Cafe du Nord is rumored to have found a taker: former Hotel Utah manager and Great American Music Hall talent buyer Guy Carson said he's in the process of buying the speakeasy du nerd and many a hoot and indie rock hoedown. The sale is expected to be completed by the end of the month.

The longtime Bay Area music fixture and ex-bassist for Snakefinger said on the phone last week that he and his wife, Carrie LaBelle, who also tends bar at Great American, Hotel Utah, and Treat Street, plan to "build on the club's legacy, so to speak. It's definitely going to be more music, less of a supper club and somewhat more of a music venue. My goal is to make it as eclectic as the market will bear. That's always been my thing, all the time at Utah and Great American Music Hall, to throw as much different stuff in there and have fun. It will totally reflect my tastes. That's the great thing about a venue that size – you can afford to take chances.

"It's a way to continue doing stuff I love," he explained. "It's an ongoing battle for nightclubs. It's totally insane to buy now if you look at it realistically, but – I hate to say it – we're in it for the long haul, the next 15 or 20 years."

Burn my eyeball

The week's three most indelible images:

1. The bidding on the "vagina carrot" on eBay up to more than $15,000 before it closed. A cult (boingboing.net/2003_02_01_archive.html) formed of acolytes bearing folk art and tank tops that read, "My mom and dad saw the vagina carrot and all I got was a lousy T-shirt."

2. A Gucci ad in the latest Index magazine that hits a new "low" with a bikini wax shaped like the "G" logo.
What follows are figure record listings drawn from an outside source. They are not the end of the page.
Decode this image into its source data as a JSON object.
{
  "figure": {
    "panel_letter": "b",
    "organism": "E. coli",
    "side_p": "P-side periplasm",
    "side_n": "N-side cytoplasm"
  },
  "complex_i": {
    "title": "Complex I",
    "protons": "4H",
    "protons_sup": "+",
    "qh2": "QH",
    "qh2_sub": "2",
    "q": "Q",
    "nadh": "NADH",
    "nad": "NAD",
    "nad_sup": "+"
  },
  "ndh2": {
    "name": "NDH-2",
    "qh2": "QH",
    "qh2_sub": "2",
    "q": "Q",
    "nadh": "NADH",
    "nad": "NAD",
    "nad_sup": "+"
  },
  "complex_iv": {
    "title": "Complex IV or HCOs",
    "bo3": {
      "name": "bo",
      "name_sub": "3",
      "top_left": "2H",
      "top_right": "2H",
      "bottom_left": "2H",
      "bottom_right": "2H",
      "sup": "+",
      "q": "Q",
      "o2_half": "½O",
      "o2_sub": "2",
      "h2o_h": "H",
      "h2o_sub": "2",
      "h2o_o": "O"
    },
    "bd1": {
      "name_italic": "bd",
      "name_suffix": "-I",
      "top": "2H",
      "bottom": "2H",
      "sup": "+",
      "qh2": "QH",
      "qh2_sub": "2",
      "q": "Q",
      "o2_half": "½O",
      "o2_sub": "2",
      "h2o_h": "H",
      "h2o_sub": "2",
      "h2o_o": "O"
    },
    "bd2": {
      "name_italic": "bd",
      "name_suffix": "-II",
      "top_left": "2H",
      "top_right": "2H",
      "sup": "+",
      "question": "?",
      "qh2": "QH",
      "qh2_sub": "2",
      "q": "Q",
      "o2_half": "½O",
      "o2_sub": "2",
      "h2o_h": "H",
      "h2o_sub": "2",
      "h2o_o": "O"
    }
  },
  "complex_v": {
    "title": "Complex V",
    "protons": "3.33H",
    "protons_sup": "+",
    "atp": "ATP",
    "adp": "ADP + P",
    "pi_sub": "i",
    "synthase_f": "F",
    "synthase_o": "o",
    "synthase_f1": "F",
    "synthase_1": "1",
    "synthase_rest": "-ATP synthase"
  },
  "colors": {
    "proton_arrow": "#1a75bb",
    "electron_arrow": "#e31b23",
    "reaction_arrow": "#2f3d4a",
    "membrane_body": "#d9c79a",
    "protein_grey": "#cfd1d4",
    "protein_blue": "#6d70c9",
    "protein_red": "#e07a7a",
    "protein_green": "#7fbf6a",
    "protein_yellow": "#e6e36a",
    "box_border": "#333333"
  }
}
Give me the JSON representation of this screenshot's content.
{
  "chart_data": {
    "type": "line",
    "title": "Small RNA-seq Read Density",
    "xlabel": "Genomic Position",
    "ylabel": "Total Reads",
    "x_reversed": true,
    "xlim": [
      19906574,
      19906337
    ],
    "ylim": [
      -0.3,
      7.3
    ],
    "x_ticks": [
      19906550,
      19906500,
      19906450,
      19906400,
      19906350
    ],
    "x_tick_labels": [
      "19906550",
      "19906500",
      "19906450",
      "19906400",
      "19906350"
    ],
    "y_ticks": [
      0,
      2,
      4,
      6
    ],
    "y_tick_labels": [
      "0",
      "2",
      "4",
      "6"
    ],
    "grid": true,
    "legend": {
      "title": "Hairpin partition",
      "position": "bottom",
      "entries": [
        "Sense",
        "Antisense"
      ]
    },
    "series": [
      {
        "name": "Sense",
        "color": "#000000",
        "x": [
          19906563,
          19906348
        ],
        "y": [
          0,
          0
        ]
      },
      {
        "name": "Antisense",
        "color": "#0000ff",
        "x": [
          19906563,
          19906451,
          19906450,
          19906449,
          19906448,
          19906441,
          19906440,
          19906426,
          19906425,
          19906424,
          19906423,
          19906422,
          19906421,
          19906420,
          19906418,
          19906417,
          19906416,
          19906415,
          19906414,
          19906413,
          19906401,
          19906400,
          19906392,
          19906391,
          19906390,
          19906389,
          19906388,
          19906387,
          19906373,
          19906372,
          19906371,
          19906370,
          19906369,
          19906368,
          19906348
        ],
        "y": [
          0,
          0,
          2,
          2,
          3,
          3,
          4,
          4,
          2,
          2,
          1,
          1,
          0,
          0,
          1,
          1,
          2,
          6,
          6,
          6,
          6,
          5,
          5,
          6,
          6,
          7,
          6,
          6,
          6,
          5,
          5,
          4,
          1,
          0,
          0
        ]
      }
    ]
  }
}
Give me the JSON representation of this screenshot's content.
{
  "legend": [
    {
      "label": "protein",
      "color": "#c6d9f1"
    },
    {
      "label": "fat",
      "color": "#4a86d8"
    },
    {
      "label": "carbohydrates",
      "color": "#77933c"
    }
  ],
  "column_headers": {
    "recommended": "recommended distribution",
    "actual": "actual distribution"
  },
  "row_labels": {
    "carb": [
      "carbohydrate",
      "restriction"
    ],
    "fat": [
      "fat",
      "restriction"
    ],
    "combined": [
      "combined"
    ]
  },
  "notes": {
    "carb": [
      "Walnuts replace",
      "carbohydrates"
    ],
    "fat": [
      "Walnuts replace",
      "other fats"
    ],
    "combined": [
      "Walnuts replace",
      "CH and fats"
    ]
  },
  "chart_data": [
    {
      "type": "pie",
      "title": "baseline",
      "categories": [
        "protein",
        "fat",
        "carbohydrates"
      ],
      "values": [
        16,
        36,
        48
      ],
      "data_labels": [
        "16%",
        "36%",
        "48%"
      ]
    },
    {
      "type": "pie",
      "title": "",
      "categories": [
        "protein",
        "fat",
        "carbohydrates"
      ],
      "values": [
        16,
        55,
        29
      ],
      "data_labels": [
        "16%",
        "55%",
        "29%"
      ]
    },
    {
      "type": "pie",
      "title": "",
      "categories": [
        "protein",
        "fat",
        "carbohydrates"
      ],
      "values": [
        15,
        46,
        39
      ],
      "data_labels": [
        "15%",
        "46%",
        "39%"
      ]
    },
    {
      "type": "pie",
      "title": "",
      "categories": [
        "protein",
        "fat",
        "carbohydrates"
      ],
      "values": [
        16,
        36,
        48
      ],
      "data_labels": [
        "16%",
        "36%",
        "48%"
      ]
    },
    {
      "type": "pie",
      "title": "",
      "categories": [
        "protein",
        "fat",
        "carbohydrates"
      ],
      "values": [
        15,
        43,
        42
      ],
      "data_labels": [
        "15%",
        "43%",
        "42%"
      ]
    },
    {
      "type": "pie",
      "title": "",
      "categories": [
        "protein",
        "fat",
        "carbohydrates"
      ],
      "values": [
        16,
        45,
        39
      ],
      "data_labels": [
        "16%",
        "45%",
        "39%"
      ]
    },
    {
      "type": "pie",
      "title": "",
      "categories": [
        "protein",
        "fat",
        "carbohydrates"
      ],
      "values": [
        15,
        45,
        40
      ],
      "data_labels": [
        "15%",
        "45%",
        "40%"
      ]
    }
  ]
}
3. The massive Texas flag behind Willie Nelson Feb. 10 at the first of three concerts at the Fillmore. "That just looks obscene," said a friend sitting beside me, studying the flag above Nelson. I dug his effortless, endless flowetry and song and his immaculate blend of C&W and Hot Club-era jazz. What other vocalist his age can deign to sing for two hours (George Jones has much better things to do)? Texas has become ground zero for a country's collective anxiety: if Dubya is this year's international spoiler and his state a clearinghouse for space-shuttle debris, then all the more power to Willie and the boys for repossessing the flag.

Promising get-lucky post-Valentine's soirees: the "Win-a-date" contest with Hustler model Bunny Ranchette, "adult star" Sunset Thomas, and the "Hustler Twins" at the Feb. 20 first-anniversary party at the Hustler Club in S.F. Word has it former Mötley Crüe dude Vince Neil, who shares a Feb. 19 birthday with Thomas, may drop in to do the dirt. Dates include a lap dance. Which is more than most of use mere earthlings get the first time out.

Mano y mono: Word up at the last Dynasty show at the Hemlock Tavern Jan. 12. Former Roofies vocalist Jibz took the stage to do a karaoke set, with Topher Lafata, a.k.a. Gold Chains, behind the laptop. Dynasty was without instruments and Numbers drummer Indra Dunis, who, Jibz announced, had "maaahh-nnnooo." That's what friends are for – spreading the word, if not the social disease.